Spéculation sur l’influence à venir. Certaines frat houses ont même recours à des experts RH qui viennent y enseigner les techniques de recrutement. Une professionnalisation pas si étonnante que cela, selon Hervé Azoulay, président d’Athes et spécialiste des réseaux. « Comme dans tous les réseaux, il y a des barrières pour entrer, mais une fois dedans, on est libre, assure-t-il. En France, chez les francs-maçons, la cooptation joue dans 90 % des cas, et c’est ainsi que des brebis galleuses, uniquement carriéristes, sont intégrées. » Un écueil en partie contourné par l’intervention de spécialistes du recrutement, qui aident les fraternités et sororités à repérer les talents les plus prometteurs. C’est là que la comparaison avec les compagnons s’arrête. « Les francs-­maçons recrutent selon des critères de pouvoir. Là, on spécule sur l’influence probable à venir. Beaucoup sont des fils de, surtout à Harvard ou Yale, mais, de plus en plus, les nouvelles recrues proviennent de milieux sociaux, économiques et culturels différents », distingue la sociologue Stéphanie Grousset-Charrière.

C’est le cas d’Alex, 19 ans, fils d’immigrés chinois. « Ma famille n’a pas fait d’études. Elle n’a aucun réseau professionnel. Quand je serai diplômé, je suis sûr que mon appartenance au Phi gamma delta m’ouvrira des portes », assure cet étudiant en économie. Même écho dans la frat house d’en face, estampillée Delta khi. « Quand j’étais une fresh meat (une “viande fraîche”, un bleu, NDLR), j’étais proche d’un frère de quatrième année qui est maintenant un dirigeant d’une grande entreprise industrielle. Je suis sûr à cent pour cent qu’il m’embaucherait s’il avait besoin d’un ingénieur en informatique.
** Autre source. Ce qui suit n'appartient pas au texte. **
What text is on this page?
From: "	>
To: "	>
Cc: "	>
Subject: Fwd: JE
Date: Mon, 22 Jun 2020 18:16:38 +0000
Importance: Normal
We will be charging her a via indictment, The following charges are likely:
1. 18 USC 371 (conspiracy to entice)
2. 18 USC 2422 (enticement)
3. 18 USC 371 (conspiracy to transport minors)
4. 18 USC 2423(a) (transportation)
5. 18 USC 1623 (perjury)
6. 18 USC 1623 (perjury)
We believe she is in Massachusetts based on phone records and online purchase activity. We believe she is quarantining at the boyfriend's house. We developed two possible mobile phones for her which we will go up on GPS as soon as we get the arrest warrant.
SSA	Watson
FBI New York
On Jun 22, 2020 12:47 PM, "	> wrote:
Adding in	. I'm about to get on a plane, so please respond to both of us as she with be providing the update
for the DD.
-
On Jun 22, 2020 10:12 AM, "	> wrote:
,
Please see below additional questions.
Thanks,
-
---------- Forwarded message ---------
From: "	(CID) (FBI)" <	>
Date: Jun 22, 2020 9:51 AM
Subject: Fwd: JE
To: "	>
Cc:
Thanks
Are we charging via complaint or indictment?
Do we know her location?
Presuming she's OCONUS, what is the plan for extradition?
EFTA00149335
Nous avons vécu ensemble, il sait que je suis intelligent et ce dont je suis capable », assure Neil Purohit, 20 ans. Contrairement à la plupart des réseaux d’anciens des grandes écoles françaises, quand on est membre d’une fraternité ou sororité, c’est à vie, et pas seulement lorsque l’on cotise. « Aux États-Unis, la reconnaissance de ceux qui nous ont faits est très importante, précise la sociologue. D’où un mécénat considérable. » Ce qui permet d’entretenir, d’une pierre deux coups, les frat houses et les carnets d’adresses.

REPÈRE

43

des cinquante plus grandes entreprises américaines sont dirigées par d’anciens étudiants de fraternity houses.

85 %

des 500 dirigeants les plus influents du pays selon le classement de Fortune sont des membres des frat et sorority houses. Idem pour 75 % des personnalités du Who’s Who américain.